The worst, in my opinion, is something that I think of as “THE TWITTER EFFECT.” You never, ever, not in a million years, see sentences longer than 280 characters (most will stay under 140, which was Twitter’s original cut off point), even in novels. Yes, I know that Moby-Dick was ridiculous for having sentences that spanned more than one page, but that doesn’t mean the answer is to only write short, choppy, status updates in lieu of actual paragraphs. I blame social media.

The longest sentence in the quoted paragraph is 258 characters, including the improperly used semicolon. Four of them are shorter than 100 characters, which accounts for more than half of the sentences in the paragraph.

So, let’s rewrite it. After all, if I’m going to claim that I can do better, I might as well back it up!

They both turned to look out of the window of the assisted living facility in north London, where Issy had installed her grampa Joe after it had become clear that he was getting too absentminded to live on his own. Issy had hated moving him so far from his home, but she had wanted him close by for her to visit, and they had no other family members who were willing to help take care of him. Joe had grumbled, of course, but he was sure to be grouchy anywhere that wouldn’t let him rise at 5:00 a.m. to start pounding dough, so he might as well be grouchy where she could keep an eye on him. The three bakeries of his past, with their proud, shiny, brass handles, and old signs proclaiming them to be “electric bakers”, were gone now, fallen prey to the supermarkets and chains that favored cheap, white pulp over handcrafted, yet slightly more expensive, loaves.

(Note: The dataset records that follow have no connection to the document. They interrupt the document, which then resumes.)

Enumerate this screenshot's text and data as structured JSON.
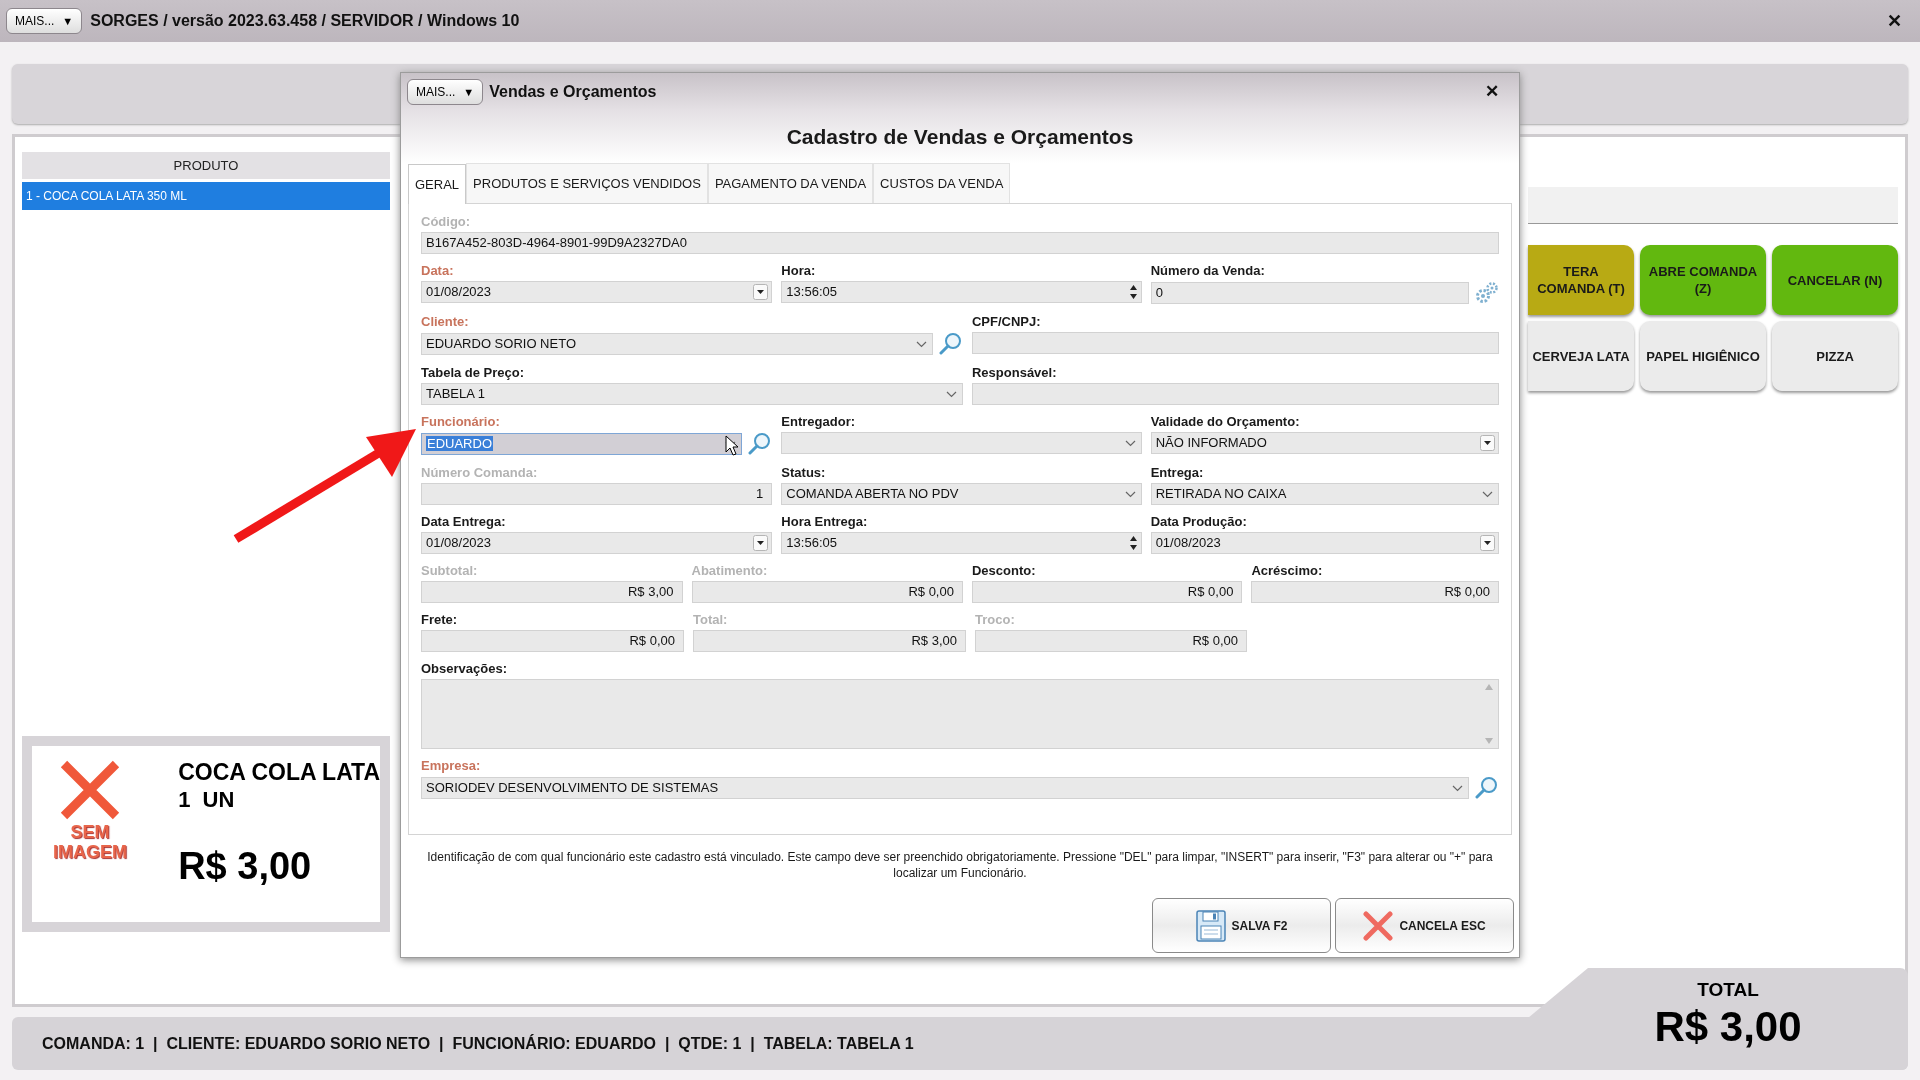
{
  "app": {
    "menu_button": {
      "label": "MAIS...",
      "caret": "▼"
    },
    "title": "SORGES / versão 2023.63.458 / SERVIDOR / Windows 10",
    "close": "✕"
  },
  "products": {
    "column": "PRODUTO",
    "rows": [
      {
        "label": "1 - COCA COLA LATA 350 ML",
        "selected": true
      }
    ]
  },
  "product_card": {
    "image_label": [
      "SEM",
      "IMAGEM"
    ],
    "name": "COCA COLA LATA",
    "quantity": "1  UN",
    "price": "R$ 3,00"
  },
  "shortcuts": [
    {
      "label": "TERA COMANDA (T)",
      "color": "#b8aa14"
    },
    {
      "label": "ABRE COMANDA (Z)",
      "color": "#62b80f"
    },
    {
      "label": "CANCELAR (N)",
      "color": "#62b80f"
    },
    {
      "label": "CERVEJA LATA",
      "color": "#ebebeb"
    },
    {
      "label": "PAPEL HIGIÊNICO",
      "color": "#ebebeb"
    },
    {
      "label": "PIZZA",
      "color": "#ebebeb"
    }
  ],
  "status_bar": {
    "text": "COMANDA: 1  |  CLIENTE: EDUARDO SORIO NETO  |  FUNCIONÁRIO: EDUARDO  |  QTDE: 1  |  TABELA: TABELA 1"
  },
  "total": {
    "label": "TOTAL",
    "value": "R$ 3,00"
  },
  "dialog": {
    "menu_button": {
      "label": "MAIS...",
      "caret": "▼"
    },
    "title": "Vendas e Orçamentos",
    "close": "✕",
    "heading": "Cadastro de Vendas e Orçamentos",
    "tabs": [
      {
        "label": "GERAL",
        "selected": true
      },
      {
        "label": "PRODUTOS E SERVIÇOS VENDIDOS",
        "selected": false
      },
      {
        "label": "PAGAMENTO DA VENDA",
        "selected": false
      },
      {
        "label": "CUSTOS DA VENDA",
        "selected": false
      }
    ],
    "rows": [
      {
        "fields": [
          {
            "label": "Código:",
            "required": false,
            "disabled": true,
            "kind": "text",
            "value": "B167A452-803D-4964-8901-99D9A2327DA0",
            "focused": false,
            "lookup": false,
            "settings": false
          }
        ]
      },
      {
        "fields": [
          {
            "label": "Data:",
            "required": true,
            "disabled": false,
            "kind": "picker",
            "value": "01/08/2023",
            "focused": false,
            "lookup": false,
            "settings": false
          },
          {
            "label": "Hora:",
            "required": false,
            "disabled": false,
            "kind": "spin",
            "value": "13:56:05",
            "focused": false,
            "lookup": false,
            "settings": false
          },
          {
            "label": "Número da Venda:",
            "required": false,
            "disabled": false,
            "kind": "text",
            "value": "0",
            "focused": false,
            "lookup": false,
            "settings": true
          }
        ]
      },
      {
        "fields": [
          {
            "label": "Cliente:",
            "required": true,
            "disabled": false,
            "kind": "combo",
            "value": "EDUARDO SORIO NETO",
            "focused": false,
            "lookup": true,
            "settings": false
          },
          {
            "label": "CPF/CNPJ:",
            "required": false,
            "disabled": false,
            "kind": "text",
            "focused": false,
            "lookup": false,
            "settings": false
          }
        ]
      },
      {
        "fields": [
          {
            "label": "Tabela de Preço:",
            "required": false,
            "disabled": false,
            "kind": "combo",
            "value": "TABELA 1",
            "focused": false,
            "lookup": false,
            "settings": false
          },
          {
            "label": "Responsável:",
            "required": false,
            "disabled": false,
            "kind": "text",
            "focused": false,
            "lookup": false,
            "settings": false
          }
        ]
      },
      {
        "fields": [
          {
            "label": "Funcionário:",
            "required": true,
            "disabled": false,
            "kind": "combo",
            "value": "EDUARDO",
            "focused": true,
            "lookup": true,
            "settings": false
          },
          {
            "label": "Entregador:",
            "required": false,
            "disabled": false,
            "kind": "combo",
            "focused": false,
            "lookup": false,
            "settings": false
          },
          {
            "label": "Validade do Orçamento:",
            "required": false,
            "disabled": false,
            "kind": "picker",
            "value": "NÃO INFORMADO",
            "focused": false,
            "lookup": false,
            "settings": false
          }
        ]
      },
      {
        "fields": [
          {
            "label": "Número Comanda:",
            "required": false,
            "disabled": true,
            "kind": "number",
            "value": "1",
            "focused": false,
            "lookup": false,
            "settings": false
          },
          {
            "label": "Status:",
            "required": false,
            "disabled": false,
            "kind": "combo",
            "value": "COMANDA ABERTA NO PDV",
            "focused": false,
            "lookup": false,
            "settings": false
          },
          {
            "label": "Entrega:",
            "required": false,
            "disabled": false,
            "kind": "combo",
            "value": "RETIRADA NO CAIXA",
            "focused": false,
            "lookup": false,
            "settings": false
          }
        ]
      },
      {
        "fields": [
          {
            "label": "Data Entrega:",
            "required": false,
            "disabled": false,
            "kind": "picker",
            "value": "01/08/2023",
            "focused": false,
            "lookup": false,
            "settings": false
          },
          {
            "label": "Hora Entrega:",
            "required": false,
            "disabled": false,
            "kind": "spin",
            "value": "13:56:05",
            "focused": false,
            "lookup": false,
            "settings": false
          },
          {
            "label": "Data Produção:",
            "required": false,
            "disabled": false,
            "kind": "picker",
            "value": "01/08/2023",
            "focused": false,
            "lookup": false,
            "settings": false
          }
        ]
      },
      {
        "fields": [
          {
            "label": "Subtotal:",
            "required": false,
            "disabled": true,
            "kind": "number",
            "value": "R$ 3,00",
            "focused": false,
            "lookup": false,
            "settings": false
          },
          {
            "label": "Abatimento:",
            "required": false,
            "disabled": true,
            "kind": "number",
            "value": "R$ 0,00",
            "focused": false,
            "lookup": false,
            "settings": false
          },
          {
            "label": "Desconto:",
            "required": false,
            "disabled": false,
            "kind": "number",
            "value": "R$ 0,00",
            "focused": false,
            "lookup": false,
            "settings": false
          },
          {
            "label": "Acréscimo:",
            "required": false,
            "disabled": false,
            "kind": "number",
            "value": "R$ 0,00",
            "focused": false,
            "lookup": false,
            "settings": false
          }
        ]
      },
      {
        "fields": [
          {
            "label": "Frete:",
            "required": false,
            "disabled": false,
            "kind": "number",
            "value": "R$ 0,00",
            "focused": false,
            "lookup": false,
            "settings": false
          },
          {
            "label": "Total:",
            "required": false,
            "disabled": true,
            "kind": "number",
            "value": "R$ 3,00",
            "focused": false,
            "lookup": false,
            "settings": false
          },
          {
            "label": "Troco:",
            "required": false,
            "disabled": true,
            "kind": "number",
            "value": "R$ 0,00",
            "focused": false,
            "lookup": false,
            "settings": false
          }
        ]
      },
      {
        "fields": [
          {
            "label": "Observações:",
            "required": false,
            "disabled": false,
            "kind": "memo",
            "focused": false,
            "lookup": false,
            "settings": false
          }
        ]
      },
      {
        "fields": [
          {
            "label": "Empresa:",
            "required": true,
            "disabled": false,
            "kind": "combo",
            "value": "SORIODEV DESENVOLVIMENTO DE SISTEMAS",
            "focused": false,
            "lookup": true,
            "settings": false
          }
        ]
      }
    ],
    "help": "Identificação de com qual funcionário este cadastro está vinculado. Este campo deve ser preenchido obrigatoriamente. Pressione \"DEL\" para limpar, \"INSERT\" para inserir, \"F3\" para alterar ou \"+\" para localizar um Funcionário.",
    "buttons": [
      {
        "label": "SALVA F2",
        "kind": "save"
      },
      {
        "label": "CANCELA ESC",
        "kind": "cancel"
      }
    ]
  }
}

The length is the same, but I combined the seven sentences into four to decrease the choppy effect of countless periods, and enhance the overall flow of the story itself. I used a lot more commas for clear organization, and with any luck, you should be able to read that sucker out loud without stumbling. Give it a shot, and tell me if I’m wrong.

Thusly we have learned: Use commas and think longer thoughts, ’cause I ain’t got nothin’ to read.

I need a rest after writing this post. Whew.